Tepat lima minggu sejak aku berhenti berpura-pura menjadi Ian. Yang juga berarti, sejak saat itulah aku tidak lagi bertukar pesan dengan Kiya. Keseharianku kembali seperti semula. Namun bukannya lega, aku justru merasa ada yang hilang.
Ya, kehilangan teman ngobrol.
Ditambah, sejauh ini, Ian tidak pernah mengeluh atau menghampiriku karena buntu. Informasi perihal Kiya jadi makin minim yang bisa sampai ke telingaku. Berpapasan di kampus pun sangat jarang terjadi.
Dan lagi, kalaupun kami berpapasan, aku tidak punya alasan menyapanya. Yang dia tahu, orang yang sering menemaninya bukan aku—meskipun itu aku—tapi Ian.
Aku hanya bisa membiarkannya berlalu bersama dua teman yang selalu ada di sampingnya.

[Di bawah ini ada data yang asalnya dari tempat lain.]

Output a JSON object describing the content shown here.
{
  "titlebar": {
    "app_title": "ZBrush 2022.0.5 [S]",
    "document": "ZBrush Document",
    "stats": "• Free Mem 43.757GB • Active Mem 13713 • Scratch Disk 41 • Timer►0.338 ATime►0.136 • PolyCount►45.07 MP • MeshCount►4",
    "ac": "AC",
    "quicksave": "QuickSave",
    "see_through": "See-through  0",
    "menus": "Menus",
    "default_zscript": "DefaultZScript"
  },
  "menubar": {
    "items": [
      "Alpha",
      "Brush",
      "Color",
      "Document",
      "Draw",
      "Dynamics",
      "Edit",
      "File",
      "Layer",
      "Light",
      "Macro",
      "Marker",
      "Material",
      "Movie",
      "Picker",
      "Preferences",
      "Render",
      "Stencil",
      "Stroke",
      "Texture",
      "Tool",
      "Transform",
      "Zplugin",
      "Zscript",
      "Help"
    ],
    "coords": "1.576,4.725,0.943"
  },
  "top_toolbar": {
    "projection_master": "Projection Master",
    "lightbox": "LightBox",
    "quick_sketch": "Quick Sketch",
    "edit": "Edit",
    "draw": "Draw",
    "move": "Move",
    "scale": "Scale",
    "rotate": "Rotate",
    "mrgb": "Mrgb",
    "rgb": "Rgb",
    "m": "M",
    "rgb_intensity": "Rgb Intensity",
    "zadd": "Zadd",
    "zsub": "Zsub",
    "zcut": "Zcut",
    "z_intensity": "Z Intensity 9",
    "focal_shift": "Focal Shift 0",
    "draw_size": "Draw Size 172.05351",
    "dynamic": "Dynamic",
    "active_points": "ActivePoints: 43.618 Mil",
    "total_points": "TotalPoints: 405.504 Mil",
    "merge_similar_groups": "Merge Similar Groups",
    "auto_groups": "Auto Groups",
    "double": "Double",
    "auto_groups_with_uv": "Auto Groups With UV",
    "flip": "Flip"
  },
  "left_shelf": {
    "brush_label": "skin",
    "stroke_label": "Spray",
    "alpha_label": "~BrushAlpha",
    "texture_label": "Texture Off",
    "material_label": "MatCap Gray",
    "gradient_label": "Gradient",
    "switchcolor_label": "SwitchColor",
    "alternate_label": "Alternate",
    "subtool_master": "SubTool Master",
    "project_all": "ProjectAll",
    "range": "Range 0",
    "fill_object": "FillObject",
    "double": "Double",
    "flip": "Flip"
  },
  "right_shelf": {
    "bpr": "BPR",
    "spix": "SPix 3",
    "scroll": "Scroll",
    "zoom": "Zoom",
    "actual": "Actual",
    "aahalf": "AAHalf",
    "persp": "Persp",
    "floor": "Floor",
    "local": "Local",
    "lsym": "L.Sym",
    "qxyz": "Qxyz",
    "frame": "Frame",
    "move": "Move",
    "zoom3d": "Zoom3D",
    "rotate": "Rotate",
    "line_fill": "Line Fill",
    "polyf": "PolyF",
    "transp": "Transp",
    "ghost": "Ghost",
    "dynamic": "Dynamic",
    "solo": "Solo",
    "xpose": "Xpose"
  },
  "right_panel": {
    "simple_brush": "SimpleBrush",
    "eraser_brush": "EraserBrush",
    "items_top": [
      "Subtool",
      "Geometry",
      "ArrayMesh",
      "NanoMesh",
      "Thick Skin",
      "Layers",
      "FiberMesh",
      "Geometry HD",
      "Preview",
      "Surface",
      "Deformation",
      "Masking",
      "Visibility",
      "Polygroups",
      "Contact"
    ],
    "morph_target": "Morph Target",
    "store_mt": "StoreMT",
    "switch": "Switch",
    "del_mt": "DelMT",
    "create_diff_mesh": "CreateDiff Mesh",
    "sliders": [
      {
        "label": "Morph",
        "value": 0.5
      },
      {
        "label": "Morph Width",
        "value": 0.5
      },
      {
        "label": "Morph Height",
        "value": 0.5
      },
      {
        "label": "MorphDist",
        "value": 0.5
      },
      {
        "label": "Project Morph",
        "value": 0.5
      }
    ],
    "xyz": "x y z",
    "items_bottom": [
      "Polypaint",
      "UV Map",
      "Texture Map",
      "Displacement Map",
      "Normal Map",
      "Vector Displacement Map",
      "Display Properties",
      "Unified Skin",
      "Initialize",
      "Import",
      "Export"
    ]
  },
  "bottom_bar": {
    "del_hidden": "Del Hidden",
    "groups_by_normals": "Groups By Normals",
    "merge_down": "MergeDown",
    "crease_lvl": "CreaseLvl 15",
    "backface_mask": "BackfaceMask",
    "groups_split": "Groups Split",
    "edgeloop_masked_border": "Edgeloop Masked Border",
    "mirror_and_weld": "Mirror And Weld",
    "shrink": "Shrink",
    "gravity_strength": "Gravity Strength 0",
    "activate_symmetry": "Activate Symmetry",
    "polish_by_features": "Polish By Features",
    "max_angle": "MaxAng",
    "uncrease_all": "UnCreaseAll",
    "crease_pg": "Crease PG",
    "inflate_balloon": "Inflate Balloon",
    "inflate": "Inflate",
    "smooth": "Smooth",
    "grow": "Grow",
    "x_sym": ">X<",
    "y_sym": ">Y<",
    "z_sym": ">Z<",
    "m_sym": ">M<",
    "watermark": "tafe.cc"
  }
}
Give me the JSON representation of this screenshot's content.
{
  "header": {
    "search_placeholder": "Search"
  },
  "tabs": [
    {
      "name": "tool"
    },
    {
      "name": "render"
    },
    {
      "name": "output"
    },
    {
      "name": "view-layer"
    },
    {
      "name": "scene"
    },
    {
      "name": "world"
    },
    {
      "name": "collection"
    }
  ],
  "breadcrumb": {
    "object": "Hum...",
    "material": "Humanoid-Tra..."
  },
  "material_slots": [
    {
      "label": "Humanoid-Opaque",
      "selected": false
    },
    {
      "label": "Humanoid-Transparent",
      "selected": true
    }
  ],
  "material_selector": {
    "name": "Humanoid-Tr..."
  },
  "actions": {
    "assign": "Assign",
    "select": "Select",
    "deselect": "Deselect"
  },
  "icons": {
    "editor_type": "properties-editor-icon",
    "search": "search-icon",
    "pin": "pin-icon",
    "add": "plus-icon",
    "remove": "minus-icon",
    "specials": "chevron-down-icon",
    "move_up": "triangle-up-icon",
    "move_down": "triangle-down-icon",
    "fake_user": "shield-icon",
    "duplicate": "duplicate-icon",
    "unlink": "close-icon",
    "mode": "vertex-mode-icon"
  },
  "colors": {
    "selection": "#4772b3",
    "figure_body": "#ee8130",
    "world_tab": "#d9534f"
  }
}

Benar. Memang inilah yang harusnya terjadi. Aku jadi perantara bagi mereka berdua dan setelah mereka dekat, tugasku selesai. Itulah yang semestinya aku tanamkan dalam kepalaku. Bukannya berusaha agar terhubung kembali dengan perempuan idaman adikku.
“Dra, pengumumannya hari ini, kan?” tanyaku ketika duduk di depan laptop milik Andra dan mengutak-atiknya. Lebih tepatnya, ada yang ingin kucari tahu.
Andra yang sebelumnya sibuk dengan ponselnya, berdiri dan menghampiriku. “Yap!”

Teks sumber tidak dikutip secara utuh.